Qu'en est-il l'article 2 de la constitution qui est censé être un tel désastre? «Principes de la charia" évoque des images de lapidation à mort, leur coupant les mains, et d'épouser les filles trop jeunes. Mais puisque ce ne sont pas des pratiques courantes dans l'Egypte parmi les partisans des partis islamistes, pourquoi sont-ils alors de préoccupation? Depuis outre toutes ces pratiques ne sont pas nécessairement les pratiques juridiquement valables sous la charia, qui peuvent être prononcés contre, encore une fois, pourquoi sont-ils alors de préoccupation? Pourquoi ne pas plutôt parler des bonnes œuvres, la charité, l'honnêteté et la propreté que les demandes charia? Pourquoi ne pas parler de la simple justice exige que la charia: la justice qui est si fondamentale pour le bon fonctionnement de toute société, où les gens se traiter mutuellement avec respect, la confiance est effectuée dans la transparence, et le vol exclu? La raison pour laquelle le projet Nahda dans toute sa simplicité, c'est que la société en Egypte a pourri à un point où ces choses de base n'existent plus, que ce soit dans la société ou dans une cour de justice.
Pour le problème de base est la corruption, endémique corruption généralisée. Cela rend impossible une économie
Il ya autre chose. Les Principes de l'article 2 permet de définir sharî'a un corps étranger dans cette constitution étatique, et qui si elle est poursuivie avec vigueur légalement sur le long terme devrait le détruire de l'intérieur, pour l'État, en particulier l'Etat nassérien, est unislamic. L'autorité ultime en matière de Charia est la communauté de personnes qui composent l'islam, qui prévoit que toutes les communautés, y compris les chrétiens et al, pas seulement ceux littéralement «musulman». Ce n'est certainement pas une entité désincarnée comme l'état. L'Etat-nation a émergé dans le 16 ème et 17 ème siècles en Europe et a acquis son caractère archétypique faiseur de paix au cours des guerres de religion. Dans l'expérience de l'Egypte mais nous avons vu comment en termes graphiques, et ceux qui contrôlent les leviers, ont en fait fomenté des divisions religieuses pour promouvoir leurs intérêts: la mesure de causer assassiner. Certains responsables Moubarak État régime sont dans le dock maintenant exactement l'activité alléguée par exemple.

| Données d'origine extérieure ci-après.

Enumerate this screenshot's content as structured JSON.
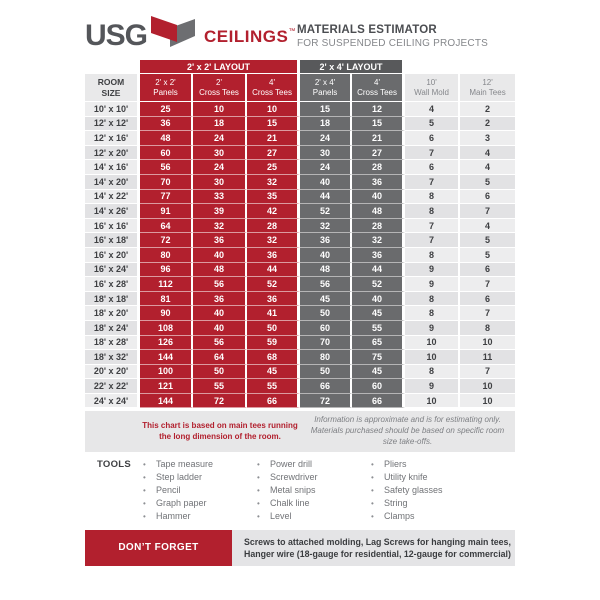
{
  "header": {
    "brand": "USG",
    "product": "CEILINGS",
    "trademark": "™",
    "title": "MATERIALS ESTIMATOR",
    "subtitle": "FOR SUSPENDED CEILING PROJECTS"
  },
  "table": {
    "groups": [
      {
        "label": "2' x 2' LAYOUT"
      },
      {
        "label": "2' x 4' LAYOUT"
      }
    ],
    "room_header": {
      "line1": "ROOM",
      "line2": "SIZE"
    },
    "columns": [
      {
        "line1": "2' x 2'",
        "line2": "Panels"
      },
      {
        "line1": "2'",
        "line2": "Cross Tees"
      },
      {
        "line1": "4'",
        "line2": "Cross Tees"
      },
      {
        "line1": "2' x 4'",
        "line2": "Panels"
      },
      {
        "line1": "4'",
        "line2": "Cross Tees"
      },
      {
        "line1": "10'",
        "line2": "Wall Mold"
      },
      {
        "line1": "12'",
        "line2": "Main Tees"
      }
    ],
    "rows": [
      {
        "room": "10' x 10'",
        "values": [
          25,
          10,
          10,
          15,
          12,
          4,
          2
        ]
      },
      {
        "room": "12' x 12'",
        "values": [
          36,
          18,
          15,
          18,
          15,
          5,
          2
        ]
      },
      {
        "room": "12' x 16'",
        "values": [
          48,
          24,
          21,
          24,
          21,
          6,
          3
        ]
      },
      {
        "room": "12' x 20'",
        "values": [
          60,
          30,
          27,
          30,
          27,
          7,
          4
        ]
      },
      {
        "room": "14' x 16'",
        "values": [
          56,
          24,
          25,
          24,
          28,
          6,
          4
        ]
      },
      {
        "room": "14' x 20'",
        "values": [
          70,
          30,
          32,
          40,
          36,
          7,
          5
        ]
      },
      {
        "room": "14' x 22'",
        "values": [
          77,
          33,
          35,
          44,
          40,
          8,
          6
        ]
      },
      {
        "room": "14' x 26'",
        "values": [
          91,
          39,
          42,
          52,
          48,
          8,
          7
        ]
      },
      {
        "room": "16' x 16'",
        "values": [
          64,
          32,
          28,
          32,
          28,
          7,
          4
        ]
      },
      {
        "room": "16' x 18'",
        "values": [
          72,
          36,
          32,
          36,
          32,
          7,
          5
        ]
      },
      {
        "room": "16' x 20'",
        "values": [
          80,
          40,
          36,
          40,
          36,
          8,
          5
        ]
      },
      {
        "room": "16' x 24'",
        "values": [
          96,
          48,
          44,
          48,
          44,
          9,
          6
        ]
      },
      {
        "room": "16' x 28'",
        "values": [
          112,
          56,
          52,
          56,
          52,
          9,
          7
        ]
      },
      {
        "room": "18' x 18'",
        "values": [
          81,
          36,
          36,
          45,
          40,
          8,
          6
        ]
      },
      {
        "room": "18' x 20'",
        "values": [
          90,
          40,
          41,
          50,
          45,
          8,
          7
        ]
      },
      {
        "room": "18' x 24'",
        "values": [
          108,
          40,
          50,
          60,
          55,
          9,
          8
        ]
      },
      {
        "room": "18' x 28'",
        "values": [
          126,
          56,
          59,
          70,
          65,
          10,
          10
        ]
      },
      {
        "room": "18' x 32'",
        "values": [
          144,
          64,
          68,
          80,
          75,
          10,
          11
        ]
      },
      {
        "room": "20' x 20'",
        "values": [
          100,
          50,
          45,
          50,
          45,
          8,
          7
        ]
      },
      {
        "room": "22' x 22'",
        "values": [
          121,
          55,
          55,
          66,
          60,
          9,
          10
        ]
      },
      {
        "room": "24' x 24'",
        "values": [
          144,
          72,
          66,
          72,
          66,
          10,
          10
        ]
      }
    ]
  },
  "notes": {
    "left": "This chart is based on main tees running the long dimension of the room.",
    "right": "Information is approximate and is for estimating only. Materials purchased should be based on specific room size take-offs."
  },
  "tools": {
    "label": "TOOLS",
    "bullet": "•",
    "columns": [
      [
        "Tape measure",
        "Step ladder",
        "Pencil",
        "Graph paper",
        "Hammer"
      ],
      [
        "Power drill",
        "Screwdriver",
        "Metal snips",
        "Chalk line",
        "Level"
      ],
      [
        "Pliers",
        "Utility knife",
        "Safety glasses",
        "String",
        "Clamps"
      ]
    ]
  },
  "dont_forget": {
    "label": "DON’T FORGET",
    "line1": "Screws to attached molding, Lag Screws for hanging main tees,",
    "line2": "Hanger wire (18-gauge for residential, 12-gauge for commercial)"
  },
  "colors": {
    "red": "#B2202E",
    "darkband": "#58595B",
    "darkcell": "#6A6B6D",
    "lightheader": "#E9E9EA",
    "rowlight": "#EDEDEE",
    "rowdark": "#E2E2E4",
    "textdark": "#3F4043",
    "textgray": "#85878B"
  }
}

Surtout les "principes de la charia» dans son caractère illimité invite non seulement les avocats, mais des penseurs et des philosophes vigoureusement contester l'interprétation métaphysique de la sharî'a qui prédomine parmi érudition islamique aujourd'hui en raison de l'influence égyptienne du siècle 19 ème réformateurs tels que Muhammad 'Abduh et Rida Rashid. Ainsi, l'article 2 peut-être l'élément le plus important dans la constitution inévitable, celle qui va nous obliger raisonner comme une société qui nous sommes, et où nous venons. Ce n'est rien à craindre, car, malgré tout, nos arguments les uns aux autres comme les Egyptiens ont jusqu'à présent été pacifique. C'est aussi la substance qui a créé de grandes nations dans le passé.
Omar Kassem est un égyptien vivant entre Londres et Le Caire, diplômé de Cambridge en économie théorique, post-universitaire et un doctorat de l'École des études orientales et africaines (SOAS). Il a pris une année sabbatique loin de son entreprise d'écrire un livre sur la théorie de la justice et de l'État-nation.